Given its National Historic Landmark status and the diverse collection of plants it lays claim to, the ranking doesn't surprise us. It's a 250-acre plant oasis, after all!
To come up with the list of 200 must-see public gardens, the website polled a total of 3,000 respondents, asking them which destinations they would most like to visit in their lifetimes.
Although New York is certainly well-represented, with four local destinations included in the top 100, it is the state of Hawaii that seems to reign supreme, earning the top three spots in the overall ranking (Koko Crater Botanical Garden in Honolulu tops the list).
In addition to the New York Botanical Garden, the survey, which you can find in full right here, includes the Central Park Rose Garden, open daily from sunrise to sunset and free to the public, at spot number 10; Innisfree Gardens, the nonprofit destination influenced by Chinese style in Millbrook, at spot number 87; and Old Westbury Gardens, the former estate of businessman John Shaffer Phipps that was converted into a museum home in 1959, on Long Island, at spot number 91.
Not too shabby, right?
The study also shed light on how Americans interact with nature.

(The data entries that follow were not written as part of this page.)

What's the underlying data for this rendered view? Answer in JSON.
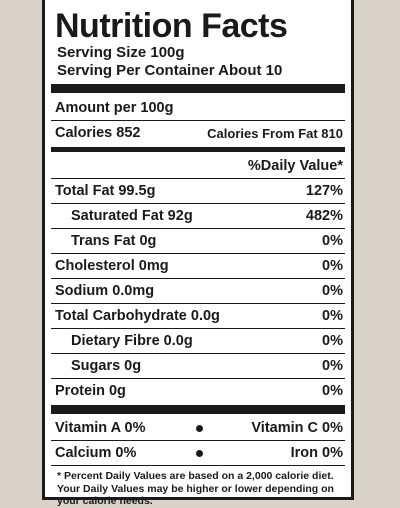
{
  "title": "Nutrition Facts",
  "serving_size": "Serving Size 100g",
  "servings_per_container": "Serving Per Container About 10",
  "amount_per": "Amount per 100g",
  "calories": "Calories 852",
  "calories_from_fat": "Calories From Fat 810",
  "daily_value_header": "%Daily Value*",
  "nutrients": [
    {
      "label": "Total Fat 99.5g",
      "dv": "127%"
    },
    {
      "label": "Saturated Fat 92g",
      "dv": "482%"
    },
    {
      "label": "Trans Fat 0g",
      "dv": "0%"
    },
    {
      "label": "Cholesterol 0mg",
      "dv": "0%"
    },
    {
      "label": "Sodium 0.0mg",
      "dv": "0%"
    },
    {
      "label": "Total Carbohydrate 0.0g",
      "dv": "0%"
    },
    {
      "label": "Dietary Fibre 0.0g",
      "dv": "0%"
    },
    {
      "label": "Sugars 0g",
      "dv": "0%"
    },
    {
      "label": "Protein 0g",
      "dv": "0%"
    }
  ],
  "vitamins": [
    {
      "left": "Vitamin A 0%",
      "right": "Vitamin C 0%"
    },
    {
      "left": "Calcium 0%",
      "right": "Iron 0%"
    }
  ],
  "footnote": "* Percent Daily Values are based on a 2,000 calorie diet. Your Daily Values may be higher or lower depending on your calorie needs."
}
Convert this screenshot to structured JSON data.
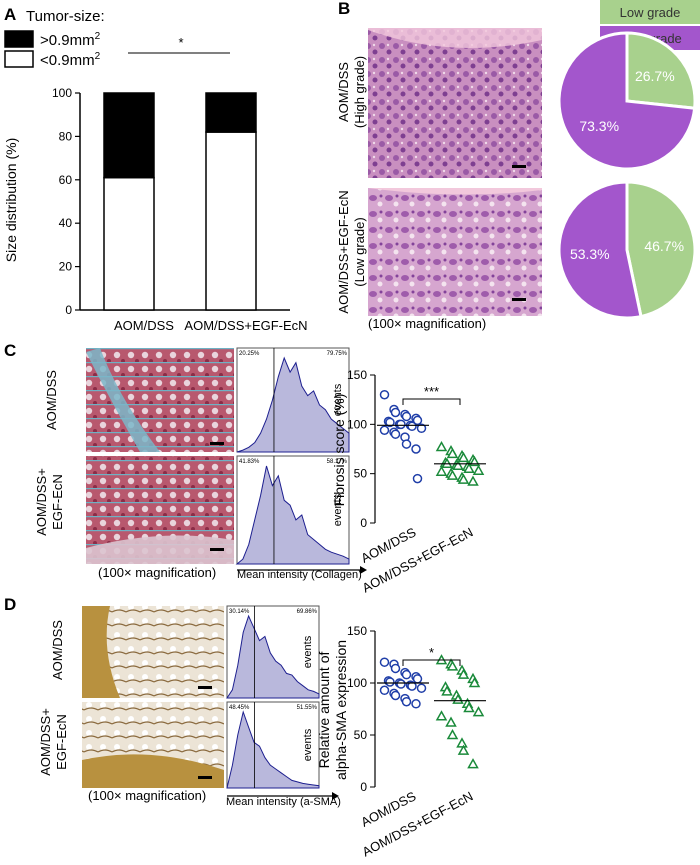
{
  "panels": {
    "a": "A",
    "b": "B",
    "c": "C",
    "d": "D"
  },
  "chart_data": [
    {
      "id": "A",
      "type": "bar",
      "stacked": true,
      "legend_title": "Tumor-size:",
      "legend": [
        {
          "name": ">0.9mm",
          "sup": "2",
          "color": "#000000"
        },
        {
          "name": "<0.9mm",
          "sup": "2",
          "color": "#ffffff"
        }
      ],
      "categories": [
        "AOM/DSS",
        "AOM/DSS+EGF-EcN"
      ],
      "series": [
        {
          "name": "<0.9mm2",
          "values": [
            61,
            82
          ]
        },
        {
          "name": ">0.9mm2",
          "values": [
            39,
            18
          ]
        }
      ],
      "ylabel": "Size distribution (%)",
      "ylim": [
        0,
        100
      ],
      "yticks": [
        "0",
        "20",
        "40",
        "60",
        "80",
        "100"
      ],
      "significance": "*"
    },
    {
      "id": "B",
      "type": "pie",
      "legend": [
        {
          "name": "Low grade",
          "color": "#a8d18d"
        },
        {
          "name": "High grade",
          "color": "#a356cc"
        }
      ],
      "rows": [
        {
          "group_line1": "AOM/DSS",
          "group_line2": "(High grade)",
          "slices": [
            {
              "label": "26.7%",
              "value": 26.7,
              "color": "#a8d18d"
            },
            {
              "label": "73.3%",
              "value": 73.3,
              "color": "#a356cc"
            }
          ]
        },
        {
          "group_line1": "AOM/DSS+EGF-EcN",
          "group_line2": "(Low grade)",
          "slices": [
            {
              "label": "46.7%",
              "value": 46.7,
              "color": "#a8d18d"
            },
            {
              "label": "53.3%",
              "value": 53.3,
              "color": "#a356cc"
            }
          ]
        }
      ],
      "caption": "(100× magnification)"
    },
    {
      "id": "C",
      "type": "scatter",
      "row_labels": [
        [
          "AOM/DSS"
        ],
        [
          "AOM/DSS+",
          "EGF-EcN"
        ]
      ],
      "caption": "(100× magnification)",
      "histograms": [
        {
          "left_pct": "20.25%",
          "right_pct": "79.75%",
          "y_label": "events"
        },
        {
          "left_pct": "41.83%",
          "right_pct": "58.17%",
          "y_label": "events"
        }
      ],
      "hist_xlabel": "Mean intensity (Collagen)",
      "ylabel": "Fibrosis score (%)",
      "ylim": [
        0,
        150
      ],
      "yticks": [
        "0",
        "50",
        "100",
        "150"
      ],
      "categories": [
        "AOM/DSS",
        "AOM/DSS+EGF-EcN"
      ],
      "series": [
        {
          "marker": "circle",
          "color": "#1f3ea8",
          "mean": 99,
          "values": [
            130,
            115,
            112,
            110,
            108,
            106,
            104,
            103,
            102,
            100,
            100,
            99,
            98,
            96,
            94,
            92,
            90,
            87,
            80,
            75,
            45
          ]
        },
        {
          "marker": "triangle",
          "color": "#1a8a3a",
          "mean": 60,
          "values": [
            77,
            73,
            70,
            68,
            66,
            64,
            62,
            61,
            60,
            59,
            58,
            57,
            55,
            53,
            52,
            50,
            48,
            46,
            44,
            42
          ]
        }
      ],
      "significance": "***"
    },
    {
      "id": "D",
      "type": "scatter",
      "row_labels": [
        [
          "AOM/DSS"
        ],
        [
          "AOM/DSS+",
          "EGF-EcN"
        ]
      ],
      "caption": "(100× magnification)",
      "histograms": [
        {
          "left_pct": "30.14%",
          "right_pct": "69.86%",
          "y_label": "events"
        },
        {
          "left_pct": "48.45%",
          "right_pct": "51.55%",
          "y_label": "events"
        }
      ],
      "hist_xlabel": "Mean intensity (a-SMA)",
      "ylabel_line1": "Relative amount of",
      "ylabel_line2": "alpha-SMA expression",
      "ylim": [
        0,
        150
      ],
      "yticks": [
        "0",
        "50",
        "100",
        "150"
      ],
      "categories": [
        "AOM/DSS",
        "AOM/DSS+EGF-EcN"
      ],
      "series": [
        {
          "marker": "circle",
          "color": "#1f3ea8",
          "mean": 100,
          "values": [
            120,
            118,
            114,
            110,
            108,
            106,
            104,
            102,
            101,
            100,
            99,
            98,
            97,
            95,
            93,
            90,
            88,
            85,
            82,
            80
          ]
        },
        {
          "marker": "triangle",
          "color": "#1a8a3a",
          "mean": 83,
          "values": [
            122,
            118,
            116,
            112,
            108,
            104,
            100,
            96,
            92,
            88,
            84,
            80,
            76,
            72,
            68,
            62,
            50,
            42,
            35,
            22
          ]
        }
      ],
      "significance": "*"
    }
  ]
}
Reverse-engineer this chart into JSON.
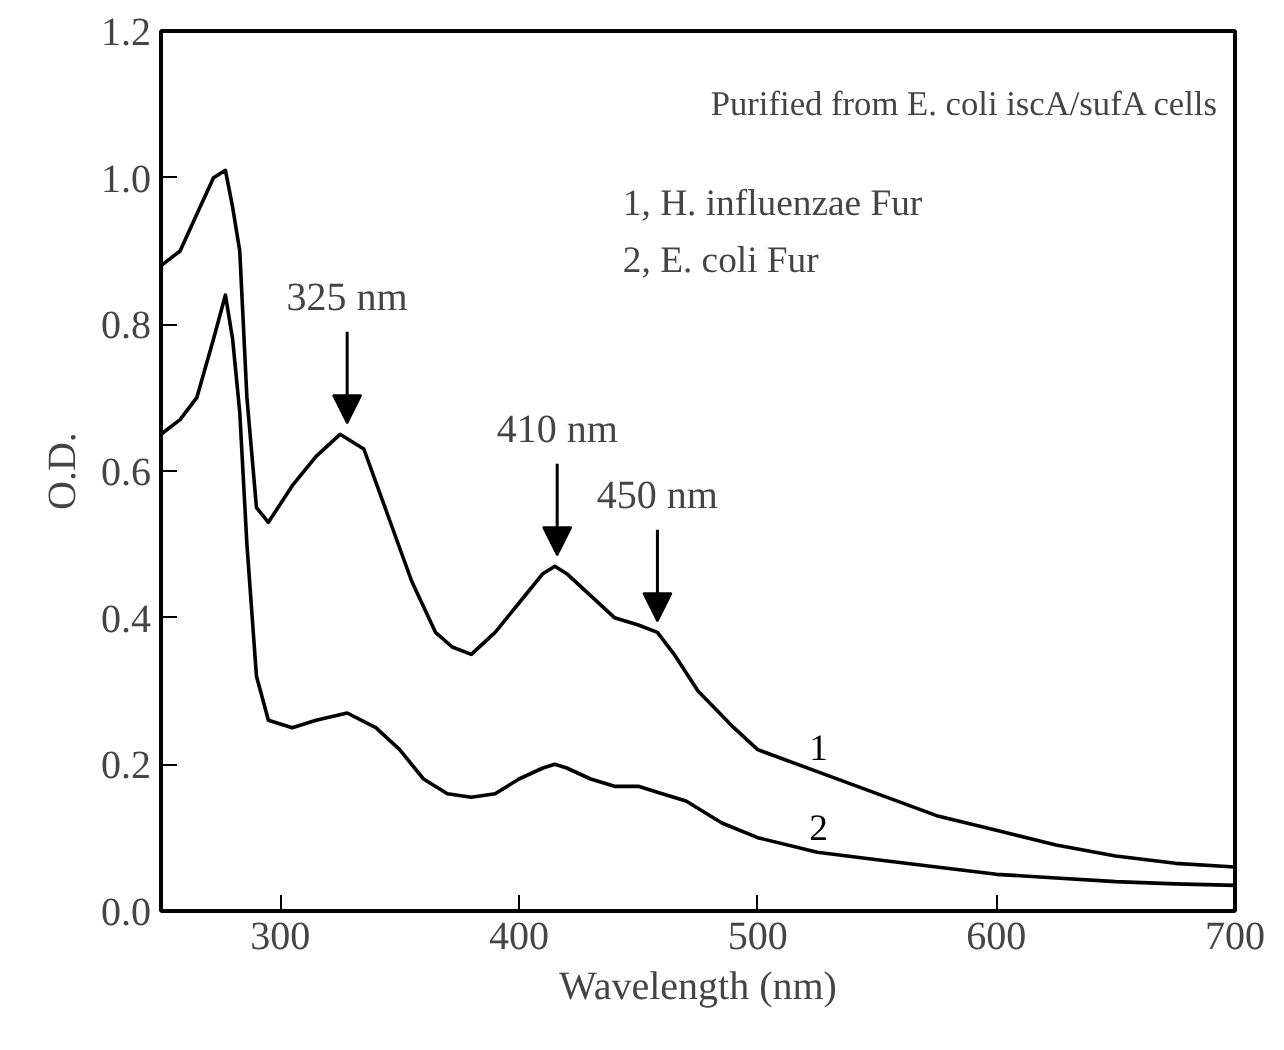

"The average family visits their local [public garden] nine times per year, and would be happy to drive a three hour round trip just to access one," the website reports. "A whopping 91% of respondents said that public gardens have a positive impact on their mental health, and over half (56%) believe more investment should be made in our public gardens."
One more interesting finding: most Americans gravitate towards flowering plants—think African Violets and Bromeliads—when choosing what to keep in their homes.
Whether you belong to that category of people or not, we suggest visiting plant whisperer Ched Markovic at Noble Planta in the heart of the NoMad neighborhood to get some tips on how to properly keep all plants alive and thriving within the confines of a usually tiny NYC apartment.